Hier spielt das Finanzierungsmodell im Service Public-Bereich die entscheidende Rolle. Die öffentliche Hand – in unserem Fall die Bestellerkantone Graubünden, Uri und Wallis sowie das Bundesamt für Verkehr – beauftragen uns mit dem Anschluss der Regionen Surselva, Urserental, Goms und Mattertal an das öV-Netz. Wir wiederum unterbreiten daraufhin ein Angebot, welches auf denen Erfahrungen und Erwartungen bei der Nachfrage basiert. Gleichzeitig weisen wir die bei uns dafür anfallenden Kosten auf und stellen diesen die zu erwartenden Einnahmen gegenüber. Das ist der so genannte Deckungsbeitrag.

«Auf der Strecke Brig-Visp-Zermatt lag unser eigener Deckungsbeitrag im vergangenen Jahr erstmalig nahe 100 Prozent.»

Aber bei der bei der überwiegenden Mehrheit der Strecken im öV weist dieser Abgleich doch eine Unterdeckung auf?

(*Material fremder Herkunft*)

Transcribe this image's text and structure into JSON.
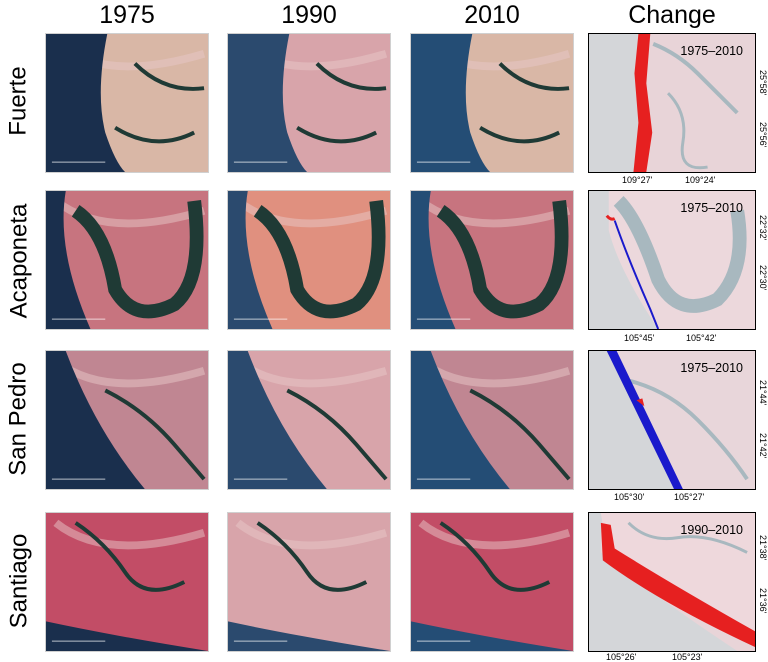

Das stimmt. Diese Unterdeckung wird durch die öffentliche Hand in Form von Abgeltungen ausgeglichen. Wir können erfreulicherweise einen im Vergleich recht hohen Deckungsbeitrag ausweisen. Auf der Strecke Brig-Visp-Zermatt lag dieser im vergangenen Jahr erstmalig sogar nahe 100 Prozent. Darauf können wir stolz sein. Hier kommt erneut das schon erwähnte privatwirtschaftliche Denken und Handeln zum Tragen. Vor diesem Hintergrund konnten wir den Abgeltungsbetrag in den vergangenen Jahren mit leichten Abweichungen nach unten und oben recht stabil halten und gehen davon aus, dass dies weitestgehend so bleibt. Wenn die Auftraggeber ein Angebotsausbau wünschen, kommt die gleiche Mischkalkulation zur Anwendung, was dann zumeist mit einem höheren Abgeltungsbeitrag einhergeht.

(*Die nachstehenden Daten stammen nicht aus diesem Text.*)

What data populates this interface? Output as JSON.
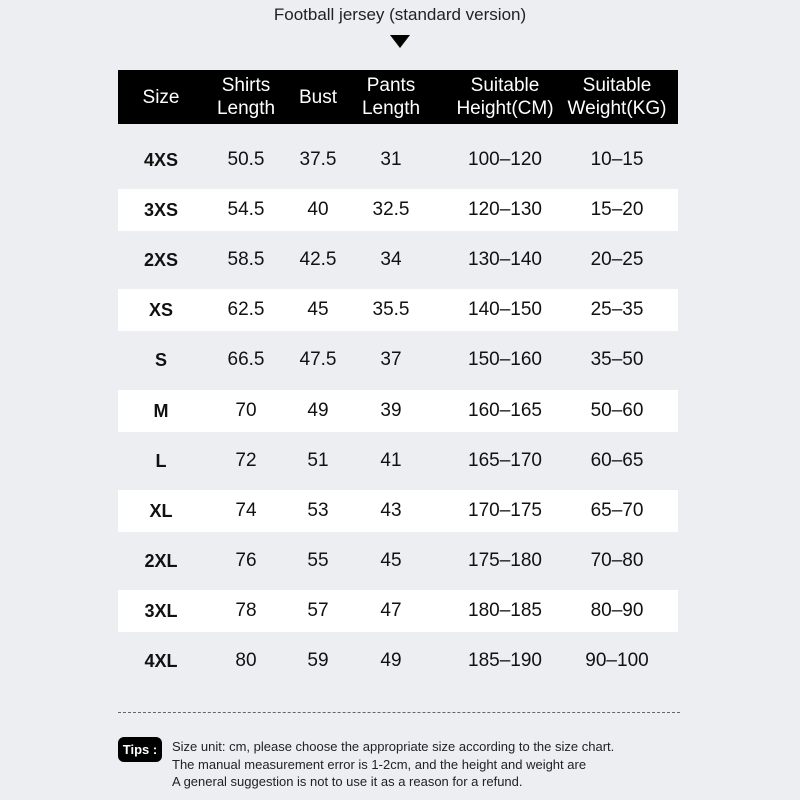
{
  "title": "Football jersey (standard version)",
  "table": {
    "header": [
      [
        "Size"
      ],
      [
        "Shirts",
        "Length"
      ],
      [
        "Bust"
      ],
      [
        "Pants",
        "Length"
      ],
      [
        "Suitable",
        "Height(CM)"
      ],
      [
        "Suitable",
        "Weight(KG)"
      ]
    ],
    "rows": [
      [
        "4XS",
        "50.5",
        "37.5",
        "31",
        "100–120",
        "10–15"
      ],
      [
        "3XS",
        "54.5",
        "40",
        "32.5",
        "120–130",
        "15–20"
      ],
      [
        "2XS",
        "58.5",
        "42.5",
        "34",
        "130–140",
        "20–25"
      ],
      [
        "XS",
        "62.5",
        "45",
        "35.5",
        "140–150",
        "25–35"
      ],
      [
        "S",
        "66.5",
        "47.5",
        "37",
        "150–160",
        "35–50"
      ],
      [
        "M",
        "70",
        "49",
        "39",
        "160–165",
        "50–60"
      ],
      [
        "L",
        "72",
        "51",
        "41",
        "165–170",
        "60–65"
      ],
      [
        "XL",
        "74",
        "53",
        "43",
        "170–175",
        "65–70"
      ],
      [
        "2XL",
        "76",
        "55",
        "45",
        "175–180",
        "70–80"
      ],
      [
        "3XL",
        "78",
        "57",
        "47",
        "180–185",
        "80–90"
      ],
      [
        "4XL",
        "80",
        "59",
        "49",
        "185–190",
        "90–100"
      ]
    ]
  },
  "tips": {
    "label": "Tips :",
    "lines": [
      "Size unit: cm, please choose the appropriate size according to the size chart.",
      "The manual measurement error is 1-2cm, and the height and weight are",
      "A general suggestion is not to use it as a reason for a refund."
    ]
  }
}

Satt und stabil liegt auch der Eigenfinanzierungsgrad – und zwar bei 100%. Ist das Absicht?

Der Eigenfinanzierungsgrad der Einzelgesellschaft BVZ Holding AG liegt mit rund 100% sehr hoch. Für die richtige Interpretation der Selbstfinanzierung ist auch der konsolidierte Eigenfinanzierungsgrad der BVZ Gruppe zu betrachten. Dieser beinhaltet die Fremdfinanzierungen der Tochtergesellschaften und betrug im Halbjahr 2019 46.5%. Das Fremdkapital bezieht sich hauptsächlich auf die öffentlichen Unternehmensteile und ist vollumfänglich durch eine Solidarbürgschaft des Bundes abgesichert. Die privaten Unternehmensteile der BVZ Gruppe weisen damit eine sehr hohe Selbstfinanzierung und damit eine einwandfreie Bonität aus.

Werden die Rollenden «Aussichten» – Kunstausstellungen im Zug bei der Matterhorn Gotthard Bahn – auch in diesem oder im nächsten Jahr eine Fortsetzung finden?

Die «rollenden Aussichten» waren ein sehr schönes Projekt, was wir mit Künstlern hier in der Region realisieren durften. Derzeit gibt es keine konkreten Planungen, das im gleichen Stil fortzusetzen. Aber wir sind immer offen für solche Ideen, sofern sie zu uns passen und deren Umsetzung im vertretbaren Rahmen möglich ist. Das erhöht ja auch die Attraktivität der Marke, stärkt unser Image und führt zu einer noch grösseren Akzeptanz in der Region. Wir hatten Ende 2018 auch eine Modenschau einer lokalen Boutique in unseren Werkstätten. Das war eine ganz spezielle Kulisse für eine solche Veranstaltung.